Zur Klärung der Frage, ob der „Preußenschlag„ als Dienst an die Nazis gesehen werden muss, stellt Seiberth vor allem auf die Reaktion der NSDAP ab. Seiberth arbeitet heraus, dass die Nationalsozialisten, nachdem sie erkannt hatten, dass Papen ihnen keinesfalls die preußische Exekutive überlassen wollte, eine hemmungslose Agitation gegen die Regierung Papen betrieben. Er kommt zu dem Schluss, dass der Preußenschlag letztendlich gegen die NSDAP gerichtet war und folglich auch Schmitt gegen Hitler agierte. Den verschiedentlich angeführten Einwand, dass Schmitt in Aufsätzen und auch vor Gericht zwischen der verfassungsfeindlichen KPD und der legalen NSDAP differenziere, weist Seiberth zurück. Der Staatsrechtler sei mit der „schweren Hypothek„ (S.143) beladen gewesen, die Argumentation Papens zu wiederholen, um diesen nicht unglaubwürdig zu machen. Dem ist insofern zuzustimmen, als man Schmitt nicht zutrauen wird, an einem Verbot gegen die NSDAP zu arbeiten (S.144) und ihr zugleich Staatskonformität zu bescheinigen.

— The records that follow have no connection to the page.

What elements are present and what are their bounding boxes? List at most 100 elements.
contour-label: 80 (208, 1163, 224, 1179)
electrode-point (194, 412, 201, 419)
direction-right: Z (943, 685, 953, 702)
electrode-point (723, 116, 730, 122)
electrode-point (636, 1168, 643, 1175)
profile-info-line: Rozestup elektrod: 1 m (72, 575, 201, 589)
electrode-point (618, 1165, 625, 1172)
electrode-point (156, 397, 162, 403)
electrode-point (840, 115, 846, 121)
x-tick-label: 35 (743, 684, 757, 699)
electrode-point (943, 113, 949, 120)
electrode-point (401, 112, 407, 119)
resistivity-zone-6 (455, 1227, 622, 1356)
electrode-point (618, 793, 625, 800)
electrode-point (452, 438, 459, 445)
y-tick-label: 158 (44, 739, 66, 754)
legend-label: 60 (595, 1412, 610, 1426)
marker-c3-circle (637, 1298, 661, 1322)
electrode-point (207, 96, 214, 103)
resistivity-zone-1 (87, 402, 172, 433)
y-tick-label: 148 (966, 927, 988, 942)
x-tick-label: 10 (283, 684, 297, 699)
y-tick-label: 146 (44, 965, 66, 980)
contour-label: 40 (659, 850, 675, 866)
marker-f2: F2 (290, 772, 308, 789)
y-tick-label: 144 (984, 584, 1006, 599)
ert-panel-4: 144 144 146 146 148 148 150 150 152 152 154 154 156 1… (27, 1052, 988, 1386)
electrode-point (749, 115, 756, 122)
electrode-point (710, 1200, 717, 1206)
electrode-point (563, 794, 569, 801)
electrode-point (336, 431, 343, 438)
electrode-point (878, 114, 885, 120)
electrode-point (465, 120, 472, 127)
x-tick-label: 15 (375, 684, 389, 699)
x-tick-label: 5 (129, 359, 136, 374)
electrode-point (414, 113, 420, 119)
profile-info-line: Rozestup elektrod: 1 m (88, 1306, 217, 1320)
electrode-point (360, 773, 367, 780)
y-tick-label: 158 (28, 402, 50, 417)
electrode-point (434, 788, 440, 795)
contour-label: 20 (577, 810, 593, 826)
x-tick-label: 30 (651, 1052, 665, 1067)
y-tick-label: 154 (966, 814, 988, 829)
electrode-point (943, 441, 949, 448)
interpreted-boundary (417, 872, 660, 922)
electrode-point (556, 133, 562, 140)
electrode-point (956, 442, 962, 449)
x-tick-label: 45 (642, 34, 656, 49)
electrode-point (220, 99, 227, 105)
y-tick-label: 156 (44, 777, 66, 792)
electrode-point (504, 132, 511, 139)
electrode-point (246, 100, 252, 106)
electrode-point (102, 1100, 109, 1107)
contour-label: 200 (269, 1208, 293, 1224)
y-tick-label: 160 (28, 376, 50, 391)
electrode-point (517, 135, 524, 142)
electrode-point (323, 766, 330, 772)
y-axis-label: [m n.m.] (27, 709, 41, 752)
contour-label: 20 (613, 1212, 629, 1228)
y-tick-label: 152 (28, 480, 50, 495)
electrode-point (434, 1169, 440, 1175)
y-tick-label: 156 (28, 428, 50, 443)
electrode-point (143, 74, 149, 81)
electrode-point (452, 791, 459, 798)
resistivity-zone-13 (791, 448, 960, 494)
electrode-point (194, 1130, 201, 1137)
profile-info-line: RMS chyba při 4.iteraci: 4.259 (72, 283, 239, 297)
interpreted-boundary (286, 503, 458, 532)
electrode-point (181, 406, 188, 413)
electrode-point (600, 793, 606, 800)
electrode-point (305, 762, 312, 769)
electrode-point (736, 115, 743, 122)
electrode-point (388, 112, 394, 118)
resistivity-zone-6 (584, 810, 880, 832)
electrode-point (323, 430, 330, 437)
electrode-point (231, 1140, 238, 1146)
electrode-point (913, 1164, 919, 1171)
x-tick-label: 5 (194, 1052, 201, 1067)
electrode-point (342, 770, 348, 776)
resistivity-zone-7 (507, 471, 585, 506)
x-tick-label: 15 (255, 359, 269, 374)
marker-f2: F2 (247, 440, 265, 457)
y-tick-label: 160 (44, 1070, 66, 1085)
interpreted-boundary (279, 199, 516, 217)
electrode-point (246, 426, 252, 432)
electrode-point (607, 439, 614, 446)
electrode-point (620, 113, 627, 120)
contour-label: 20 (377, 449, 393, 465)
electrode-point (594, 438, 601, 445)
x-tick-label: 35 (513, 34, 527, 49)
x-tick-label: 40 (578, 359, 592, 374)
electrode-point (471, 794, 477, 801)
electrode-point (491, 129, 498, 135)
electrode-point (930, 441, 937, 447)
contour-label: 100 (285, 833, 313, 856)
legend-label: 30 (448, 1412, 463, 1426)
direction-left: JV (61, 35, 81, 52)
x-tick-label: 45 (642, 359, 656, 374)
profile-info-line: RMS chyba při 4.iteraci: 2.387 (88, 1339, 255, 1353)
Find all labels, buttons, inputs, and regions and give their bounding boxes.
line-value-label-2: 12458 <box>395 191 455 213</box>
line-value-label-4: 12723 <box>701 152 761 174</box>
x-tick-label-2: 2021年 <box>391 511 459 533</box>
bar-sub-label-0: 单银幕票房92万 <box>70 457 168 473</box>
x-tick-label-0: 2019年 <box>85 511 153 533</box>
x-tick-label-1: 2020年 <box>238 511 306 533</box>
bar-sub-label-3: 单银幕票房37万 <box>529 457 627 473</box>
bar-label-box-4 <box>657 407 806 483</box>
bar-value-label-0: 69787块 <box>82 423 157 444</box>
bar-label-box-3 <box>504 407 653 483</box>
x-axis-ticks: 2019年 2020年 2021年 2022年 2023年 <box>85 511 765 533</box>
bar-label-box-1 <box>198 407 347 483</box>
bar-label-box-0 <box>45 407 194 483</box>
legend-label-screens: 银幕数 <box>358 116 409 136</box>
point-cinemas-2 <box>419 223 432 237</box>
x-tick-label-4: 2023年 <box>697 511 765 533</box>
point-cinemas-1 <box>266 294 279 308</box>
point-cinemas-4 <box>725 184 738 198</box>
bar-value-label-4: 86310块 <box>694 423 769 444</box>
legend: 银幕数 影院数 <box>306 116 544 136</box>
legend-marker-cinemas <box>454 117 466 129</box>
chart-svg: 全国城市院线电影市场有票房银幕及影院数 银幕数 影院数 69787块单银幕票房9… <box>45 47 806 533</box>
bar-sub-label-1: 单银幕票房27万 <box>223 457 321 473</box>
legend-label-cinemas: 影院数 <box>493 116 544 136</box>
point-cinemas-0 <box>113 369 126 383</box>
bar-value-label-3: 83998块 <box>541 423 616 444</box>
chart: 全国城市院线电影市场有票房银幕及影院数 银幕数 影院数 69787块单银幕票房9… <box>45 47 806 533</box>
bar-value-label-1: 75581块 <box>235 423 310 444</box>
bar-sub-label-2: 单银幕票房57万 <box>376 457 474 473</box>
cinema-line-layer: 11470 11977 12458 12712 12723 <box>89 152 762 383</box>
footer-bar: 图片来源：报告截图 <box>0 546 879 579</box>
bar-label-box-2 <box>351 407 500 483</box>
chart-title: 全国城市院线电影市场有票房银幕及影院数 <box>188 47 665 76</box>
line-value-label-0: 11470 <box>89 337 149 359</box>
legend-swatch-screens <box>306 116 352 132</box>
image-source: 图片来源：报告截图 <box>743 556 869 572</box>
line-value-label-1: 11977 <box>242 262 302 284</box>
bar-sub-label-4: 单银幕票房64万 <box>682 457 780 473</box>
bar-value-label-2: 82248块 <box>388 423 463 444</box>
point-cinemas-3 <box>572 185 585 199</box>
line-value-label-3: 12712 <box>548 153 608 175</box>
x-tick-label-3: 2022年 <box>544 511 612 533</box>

Zudem gelingt es Seiberth recht überzeugend, den Tagebucheintrag Carl Schmitt „traurig, deprimiert, der 20. Juli ist dahin„ als Indiz für eine Gegnerschaft des Staatsrechtlers zum aufstrebenden Nationalsozialismus zu deuten. (S.263) Die These, dass mit der Ernennung Hitlers zum Reichskanzler vieles hinfällig wurde, wofür sich Schmitt in den vergangenen Monaten stark gemacht hatte, ist vor allem deshalb glaubwürdig, weil Seiberth im Vorfeld (S.215 ff.) dargelegt hat, dass Schmitts Ansichten sich auch im Vorfeld mit den Interessen Schleichers deckten. Daher liegt es nahe, dass Schmitt die Aufträge Schleichers nicht nur aus Opportunismus, sondern mit einer gewissen Überzeugung ausführte.

Gesamteindruck:
Insgesamt kann Seiberth die Diskussion um die Ziele Carl Schmitts um einige bedeutende Aspekte erweitern, die sich insbesondere im Hinblick auf die Auswertung des Schmittschen Tagebuches ergeben. Obgleich die Bewertung der staatsgerichtlichen Entscheidung Schwächen aufweist, gelingt Seiberth eine abwechslungsreiche Arbeit mit vielen Facetten: Durch die Referierung der persönlichen Eindrücke Schmitts fühlt sich der Leser im Zentrum des Geschehens. Auf eine Interpretation Schmitts, die sämtliche Teile des Mosaiks zusammenfügt, wird die Wissenschaft hingegen noch warten müssen.